Mereka bersama sejumlah relawan sejak 2013 mengusung gerakan Bye, Bye Plastic Bags. Namun sekian lama kampanye anti penggunaan kantong plastik, gerakan itu belum juga memperoleh perhatian masyarakat Bali. Bahkan upaya petisi dan pengumpulan 100 ribu tanda tangan yang dilakukannya belum menggugah aparat setempat
Inspirasi perjuangan Gandhi didapatnya ketika mengunjungi rumah Gandhi saat travelling bersama keluarganya ke India pada 2014. Dari sana tercetus ide itu. Saat itu, program Bye, Bye Plastic Bags telah berjalan setahun. Mereka telah memiliki relawan hingga tim yang terdiri dari beberapa orang, logo dan program kampanye
Mogok makan mereka rencanakan selama 24 jam. Mendengar ide itu, orangtua Melati dan Isabel sempat tak setuju, takut mengganggu kesehatan anak mereka. “Ada kontrol dari dokter dan ahli gizi,” kata Melati pada orang tuanya. Akhirnya aksi nekat itu disetujui.
Ternyata tidak sampai puasa 12 jam, aksi tersebut meluluhkan hati Gubernur Bali saat itu Made Mangku Pastika. Melalui stafnya ia menghubungi keluarga Wijsen dan mengajak bertemu. “Mungkin gubernur terenyuh,” ujar Melati.
Saat bertemu gubernur Bali, “ Saya agak kikuk karena baru pertama kali berjumpa pejabat,” kata Melati. Tapi, Mangku Pastika saat itu mendengarkan dengan seksama program Bye, Bye Plastic Bags.
“Yang ada di benak saya saat itu, kami akan punya pekerjaan besar,” ujarnya.
Setelah pertemuan dengan gubernur, mereka mendadak menjadi sibuk. Melati dan Isabel menghitung hampir seratus rapat mereka ikuti untuk rencana program pengurangan sampah plastik di Bali.
Aksi panjang Melati dan Isabel pun akhirnya berbuah. Pemda saat dipimpin, I Wayan Koster akhirnya, mengeluarkan Peraturan Gubernur Bali Nomor 97 Tahun 2018 mengenai pembatasan timbunan sampah plastik sekali pakai.
Soal sampah plastik bagi Melati dan Isabel bukanlah hal baru. Sejak duduk di sekolah dasar Sekolah Hijau mereka sudah gusar melihat sampah plastik banyak dibuang sembarangan. “Apalagi ketika jalan di sawah, pantai dan sekitar rumah,” ujarnya.
Dari sana mereka akhirnya sepakat membuat sebuah gerakan untuk mengajak rekan sebaya lebih peduli dengan penggunaan plastik sekali pakai. Tercetuskan ide membuat komunitas Bye, Bye Plastic Bags, yang memerangi dan mengkampanye penggunaan kantong plastik .

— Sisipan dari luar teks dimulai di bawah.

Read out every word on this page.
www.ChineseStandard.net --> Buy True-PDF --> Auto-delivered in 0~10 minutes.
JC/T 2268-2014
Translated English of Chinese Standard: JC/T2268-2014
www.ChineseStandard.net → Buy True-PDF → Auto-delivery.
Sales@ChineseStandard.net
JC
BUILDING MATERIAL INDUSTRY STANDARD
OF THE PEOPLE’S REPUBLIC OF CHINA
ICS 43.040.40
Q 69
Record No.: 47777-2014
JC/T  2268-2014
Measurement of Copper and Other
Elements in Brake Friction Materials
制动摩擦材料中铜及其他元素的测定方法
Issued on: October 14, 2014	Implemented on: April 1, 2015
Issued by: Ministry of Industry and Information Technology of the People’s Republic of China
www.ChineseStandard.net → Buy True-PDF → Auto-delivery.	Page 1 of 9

Apalagi Melati memiliki pengalaman menjengkelkan terkait sampah plastik.Sekitar dua tahun lalu ia sempat membeli ikan dari nelayan. Setelah memasak dan hendak mengkonsumsi ia menemukan potongan sampah plastik menyerupai potongan kuku di dalam tubuh ikan. “Itu sangat menjengkelkan,”.

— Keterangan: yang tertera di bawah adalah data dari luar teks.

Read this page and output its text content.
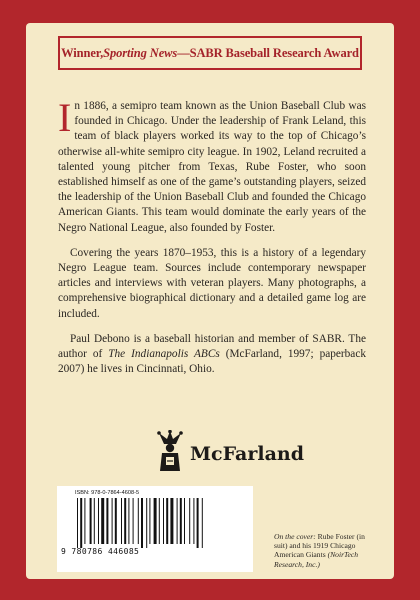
Winner, Sporting News —SABR Baseball Research Award

In 1886, a semipro team known as the Union Baseball Club was founded in Chicago. Under the leadership of Frank Leland, this team of black players worked its way to the top of Chicago’s otherwise all-white semipro city league. In 1902, Leland recruited a talented young pitcher from Texas, Rube Foster, who soon established himself as one of the game’s outstanding players, seized the leadership of the Union Baseball Club and founded the Chicago American Giants. This team would dominate the early years of the Negro National League, also founded by Foster.

Covering the years 1870–1953, this is a history of a legendary Negro League team. Sources include contemporary newspaper articles and interviews with veteran players. Many photographs, a comprehensive biographical dictionary and a detailed game log are included.

Paul Debono is a baseball historian and member of SABR. The author of The Indianapolis ABCs (McFarland, 1997; paperback 2007) he lives in Cincinnati, Ohio.

McFarland
ISBN: 978-0-7864-4608-5
9 780786 446085
On the cover: Rube Foster (in suit) and his 1919 Chicago American Giants (NoirTech Research, Inc.)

Selain kampanye, dalam kehidupan sehari-hari dua bersaudara Wijsen ini, sangat mengontrol penggunaan sampah plastik, jika terpaksa menggunakan ia selalu memilahnyanya. Bahkan alat rumah tangga mereka pilih non bahan plastik, misalkan sikat gigi ia pilih yang menggunakan dari bambu.
Memulai gerakan anti kantong plastik tetap bertahan hingga sekarang bukan hal mudah. Dua dara yang telah mendapatkan beberapa penghargaan internasional ini paling sulit menjaga konsistensi. Sekarang Bye, Bye Plastic Bags telah ada di lebih 30 negara, melibatkan sekitar lima ribu relawan. “Anak muda semangat untuk perubahan ke arah yang lebih baik,”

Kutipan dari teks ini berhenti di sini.